In two weeks, Venezuela seems likely to start an extraordinary experiment in centralized, oil-fueled socialism. By law, the workday would be cut to six hours. Street vendors, homemakers and maids would have state-mandated pensions. And President Hugo Chávez would have significantly enhanced powers and be eligible for re-election for the rest of his life.Venezuela faces the same problem of any nation whose national income is primary from the sale of oil and which has no real middle class. This usually leads to an authoritarian government which represses the poor, while the wealthy live far beyond the possibilities any of the poor ever have a chance to achieve. This has frequently been the pattern in oil-rich nations, and in both Libya (1967) and Iran (1979) it led to a revolution which replaced the old and corrupt government with a revolutionary one. It is also the reason why the Muslim Brotherhood is so powerful in Egypt and why the Mubarak does not allow real elections while running an authoritarian nation. Much of the trouble in Nigeria can be traced to this pattern. The power that resides in control of the flow of income from oil allowed Saddam Hussein to keep the various sects and tribes in Iraq from successfully revolting, until George Bush removed him and left the whole kettle to explode.

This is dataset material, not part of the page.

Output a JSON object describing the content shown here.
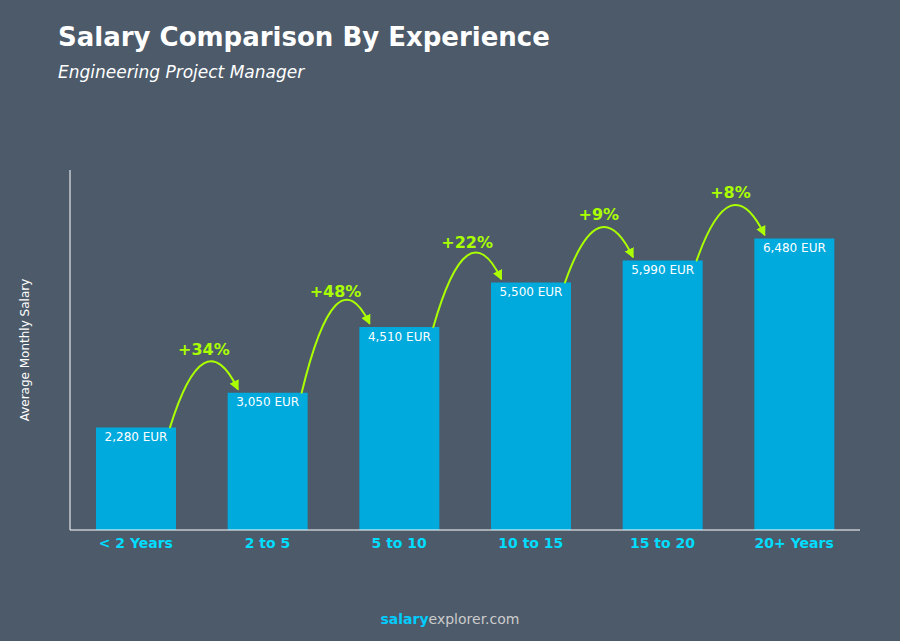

A sweeping revision of the Constitution, expected to be approved by referendum on Dec. 2, is both bolstering Mr. Chávez’s popularity here among people who would benefit and stirring contempt from economists who declare it demagogy. Signaling new instability here, dissent is also emerging among his former lieutenants, one of whom says the president is carrying out a populist coup.

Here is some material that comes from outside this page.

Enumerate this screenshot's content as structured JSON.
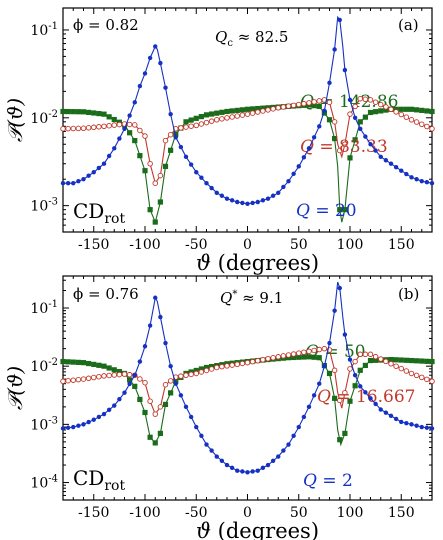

“There is a perverse subversion of our existing Constitution under way,” said Gen. Raúl Isaías Baduel, a retired defense minister and former confidant of Mr. Chávez who broke with him in a stunning defection this month to the political opposition. “This is not a reform,” General Baduel said in an interview here this week. “I categorize it as a coup d’état.”
Chávez loyalists already control the National Assembly, the Supreme Court, almost every state government, the entire federal bureaucracy and newly nationalized companies in the telephone, electricity and oil industries. Soon they could control even more.
But this is an upheaval that would be carried out with the approval of the voters. While opinion polls in Venezuela are often tainted by partisanship, they suggest that the referendum could be Mr. Chávez’s closest electoral test since his presidency began in 1999, but one he may well win.
“We are witnessing a seizure and redirection of power through legitimate means,” said Alberto Barrera Tyszka, co-author of a best-selling biography of Mr. Chávez. “This is not a dictatorship but something more complex: the tyranny of popularity.”
When the export is oil, only a very few individuals control how the income from that oil is distributed. There is no middle class unless the government takes action to create one. Without a middle class, power remains centralized and the normal course of action is to repress the poor while catering to the wealthy.
Chavez seems to be moving to make Venezuela different. By nationalizing the oil production he has obtained control of Venezuela's international wealth, and has been taking action to distribute it to the average Venezuelan citizen. He has avoided a nasty revolt like those in Iran and Libya. He also needs to avoid central planning of the economy except for oil production and perhaps banking. Everything else normally works a lot better using market prices as signals, and neither of those industries is actually controlled by any market except the international price of oil and the government control of the money supply.
The accusation that he is centralizing power probably means that he is taking it away from the wealthy. If he can create a middle class, then new power centers will appear. Note that while his revision of the Constitution allows him to run for President indefinitely, it does not make him President-for-Life as so many men with his control of an oil rich nation have done.
I can see why the wealthy Venezuelans and both George Bush and Dick Cheney detest Chavez. He is what they hate and fear - a socialist who really is working to improve the status of his people in a manner that unrestricted exploitation of Venezuela's oil wealth has not done in nearly a century.
As I say, it is an interesting experiment. The two biggest mistakes I see likely are for the government to become overly repressive if there are too many coup attempts and attacks on the government, and for the attempt to create a middle class to fail. As long as Chavez avoids both of those threats, it seems to me that he can continue to be reelected for life, and should be. And if he fails, then he can be elected out.
As I say, this is going to be an interesting experiment.